SINGAPORE - Moody's Investors Service has lowered the credit rating outlook of Singapore's Big Three banks to negative from stable, citing concerns over the banks' asset quality and profitability.
The banks affected are DBS Bank, its parent DBS Group Holdings, Oversea-Chinese Banking Corp (OCBC) and United Overseas Bank (UOB), Moody's said in a statement on Thursday (March 31).
Moody's said its revision reflects its expectation that a more challenging operating environment for banks in Singapore in 2016, and possibly beyond, will pressure the banks' asset quality and profitability.
"Moody's expects credit conditions for banks in Singapore will continue to weaken against the backdrop of slower economic and trade growth, both domestically and in the region," the rating agency said.

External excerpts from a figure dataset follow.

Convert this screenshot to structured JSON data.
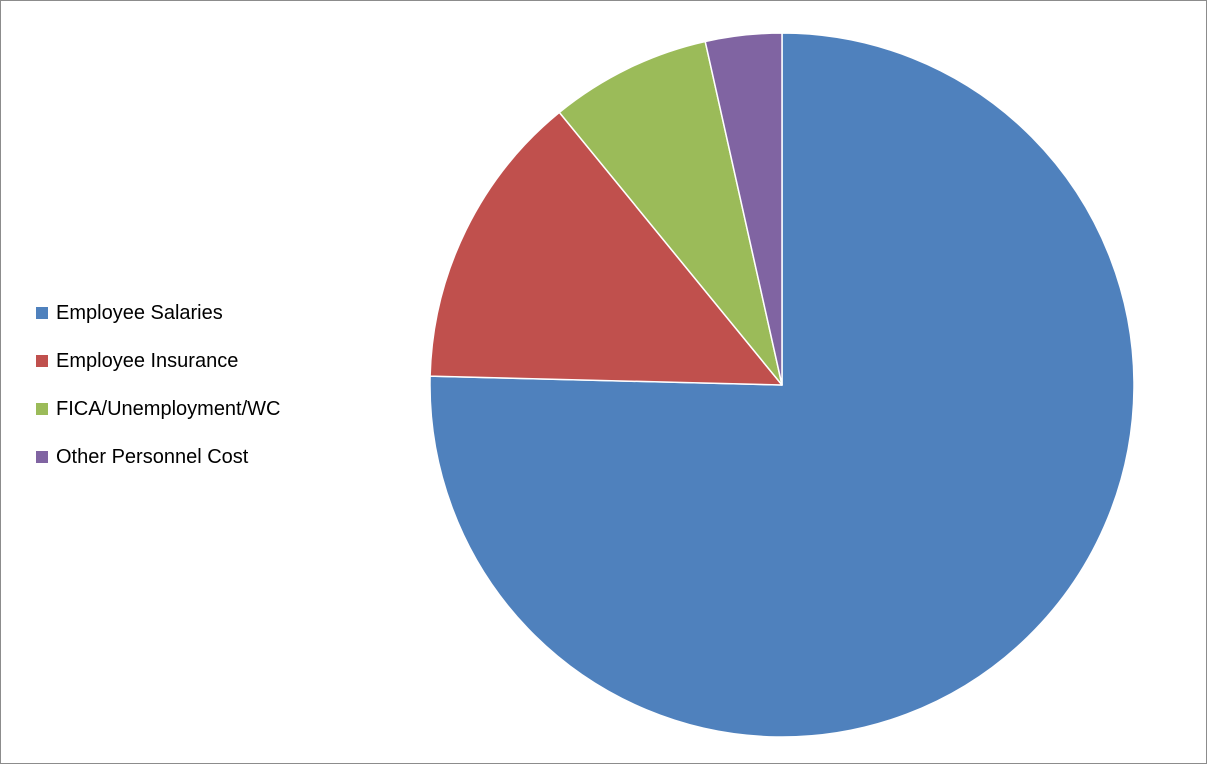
{
  "chart_data": {
    "type": "pie",
    "title": "",
    "categories": [
      "Employee Salaries",
      "Employee Insurance",
      "FICA/Unemployment/WC",
      "Other Personnel Cost"
    ],
    "values": [
      75.4,
      13.7,
      7.4,
      3.5
    ],
    "unit": "percent",
    "colors": [
      "#4f81bd",
      "#c0504d",
      "#9bbb59",
      "#8064a2"
    ],
    "start_angle": "12 o'clock",
    "direction": "clockwise",
    "legend_position": "left",
    "legend": [
      {
        "label": "Employee Salaries",
        "color": "#4f81bd"
      },
      {
        "label": "Employee Insurance",
        "color": "#c0504d"
      },
      {
        "label": "FICA/Unemployment/WC",
        "color": "#9bbb59"
      },
      {
        "label": "Other Personnel Cost",
        "color": "#8064a2"
      }
    ]
  }
}
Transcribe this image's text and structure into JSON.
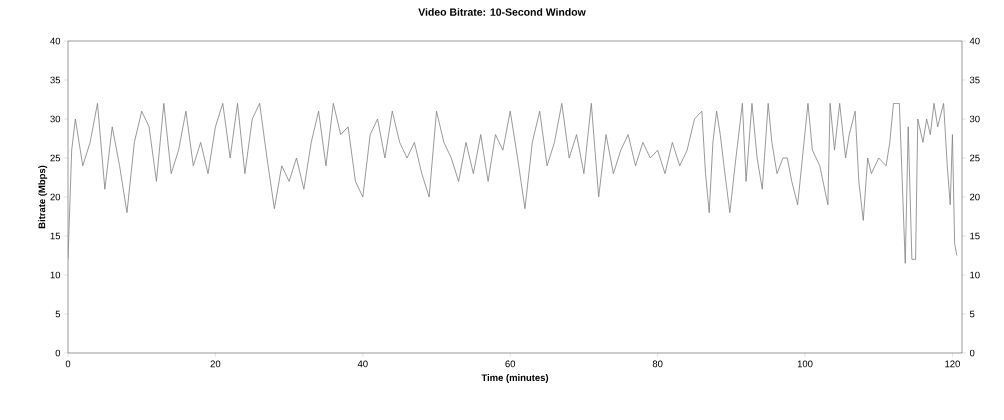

It said it expects that Singapore banks will report higher problem loan levels and will need to increase loan loss provisions, leading to lower bottom-line profitability.
But Moody's also noted that the Singapore banks have very strong buffers in terms of capital, loan loss provisions and pre-provision income. The banks' funding and liquidity profiles are also robust and there was also a "very high" probability of government support, if needed.
Moody's said as such it has affirmed the four banking groups' credit ratings. Rating outlooks provide an opinion on the likely rating direction over the next 12-18 months, and are assigned only to banks' long-term deposit, issuer and senior unsecured debt ratings.
Moody's currently rates DBS Bank, OCBC, and UOB at Aa1, the second-highest long-term rating possible. DBS Group Holdings is rated at Aa2, a notch below the other banks.